Posted by JSYL on Saturday, April 25, 2009 in
This story is about a train driver who drove up and down the same railway track all day, every day, for many years. As you can imagine, it was a pretty monotonous and lonely job. He had no one to talk to, and nothing much to look at except the surrounding countryside outside the windows.

One day he looked out and noticed a sparklingly new white cottage. Out the front of the cottage there stood a sprawling rose garden. The roses were big and red and perfectly shaped - they were, in fact, the most beautiful roses the train driver had ever seen. A little girl noticed him passing and smiled sweetly and waved, and the train driver waved back. Once, her mother was outside playing with her, and they both waved to him as he passed.
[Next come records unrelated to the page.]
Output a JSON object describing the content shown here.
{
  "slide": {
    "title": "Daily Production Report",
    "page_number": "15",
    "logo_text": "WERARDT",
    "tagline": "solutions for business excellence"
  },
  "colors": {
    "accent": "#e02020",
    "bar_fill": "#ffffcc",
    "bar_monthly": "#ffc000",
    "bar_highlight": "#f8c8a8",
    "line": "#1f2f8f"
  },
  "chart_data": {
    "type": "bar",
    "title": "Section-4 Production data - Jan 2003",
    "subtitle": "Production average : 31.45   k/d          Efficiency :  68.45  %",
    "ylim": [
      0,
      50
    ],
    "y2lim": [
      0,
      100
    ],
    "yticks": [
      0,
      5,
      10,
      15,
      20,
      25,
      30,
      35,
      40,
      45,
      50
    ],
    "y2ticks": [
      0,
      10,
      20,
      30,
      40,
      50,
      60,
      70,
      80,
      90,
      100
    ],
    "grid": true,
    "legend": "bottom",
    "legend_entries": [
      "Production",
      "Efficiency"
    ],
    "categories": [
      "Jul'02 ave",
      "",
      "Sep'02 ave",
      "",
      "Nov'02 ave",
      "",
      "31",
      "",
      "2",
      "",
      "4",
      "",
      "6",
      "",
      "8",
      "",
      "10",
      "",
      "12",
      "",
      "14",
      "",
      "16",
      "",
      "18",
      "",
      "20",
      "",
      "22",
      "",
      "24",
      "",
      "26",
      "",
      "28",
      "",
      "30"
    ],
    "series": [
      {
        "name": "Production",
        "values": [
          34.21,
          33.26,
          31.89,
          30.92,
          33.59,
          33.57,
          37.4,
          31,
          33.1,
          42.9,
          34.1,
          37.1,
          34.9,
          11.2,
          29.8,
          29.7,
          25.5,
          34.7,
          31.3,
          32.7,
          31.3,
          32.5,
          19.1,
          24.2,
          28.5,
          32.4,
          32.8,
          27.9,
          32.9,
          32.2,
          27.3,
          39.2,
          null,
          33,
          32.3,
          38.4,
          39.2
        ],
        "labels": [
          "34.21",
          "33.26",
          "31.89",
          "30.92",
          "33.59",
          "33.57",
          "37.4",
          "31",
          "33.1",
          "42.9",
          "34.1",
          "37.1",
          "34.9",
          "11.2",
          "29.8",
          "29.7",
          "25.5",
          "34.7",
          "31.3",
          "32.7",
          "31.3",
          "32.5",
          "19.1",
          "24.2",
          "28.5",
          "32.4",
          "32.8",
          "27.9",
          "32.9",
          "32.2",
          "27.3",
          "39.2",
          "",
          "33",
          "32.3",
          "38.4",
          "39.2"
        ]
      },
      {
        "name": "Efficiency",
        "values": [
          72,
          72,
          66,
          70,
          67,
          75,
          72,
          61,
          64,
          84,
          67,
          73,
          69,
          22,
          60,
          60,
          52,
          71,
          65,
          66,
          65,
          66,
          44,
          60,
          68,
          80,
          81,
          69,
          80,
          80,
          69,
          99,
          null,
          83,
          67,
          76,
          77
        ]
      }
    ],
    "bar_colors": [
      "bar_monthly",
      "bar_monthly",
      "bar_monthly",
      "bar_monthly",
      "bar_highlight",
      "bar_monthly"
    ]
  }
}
The train driver began to look forward to the moment in his day when he would pass the white cottage. Most days, the girl and her mother would be there to wave at him, and he soon felt a kind of close connection to the pair. Over the years, their meetings grew less frequent, but on the days when they were there, the train driver watched as the little girl grew older, and became a young woman, yet smiled at him just as warmly as when he had first seen her.

Finally, the day came when the train driver retired, and he moved to a town a little way off from the cottage. He often missed his daily ritual of passing the cottage and the girl and her mother, and at last decided to pay them both a visit. But when he arrived, he was surprised when he came to the front door.

Up close, the cottage was not nearly as white and clean as he had remembered.

The roses in the garden were not as large or as beautiful as the ones he had passed each day.

And when the mother and daughter met him, they were a bit puzzled as to who he was. When the train driver had explained himself, they invited him inside for a cup of tea, but were not nearly as warm and open to him as he had hoped, and he soon left as quickly and politely as he could.

I felt sorry for the train driver when I first heard this story, because he had developed this friendship with the mother and her daughter in his mind over the years, only to be bitterly disappointed after all that time. But then I realised that it was his own fault. He had built up this illusion in his mind of perfection, that was not real. It was just an illusion.

I think the same can be said for many things - the tragedy is entirely our own making.

*As told to JSYL by someone pretty wise.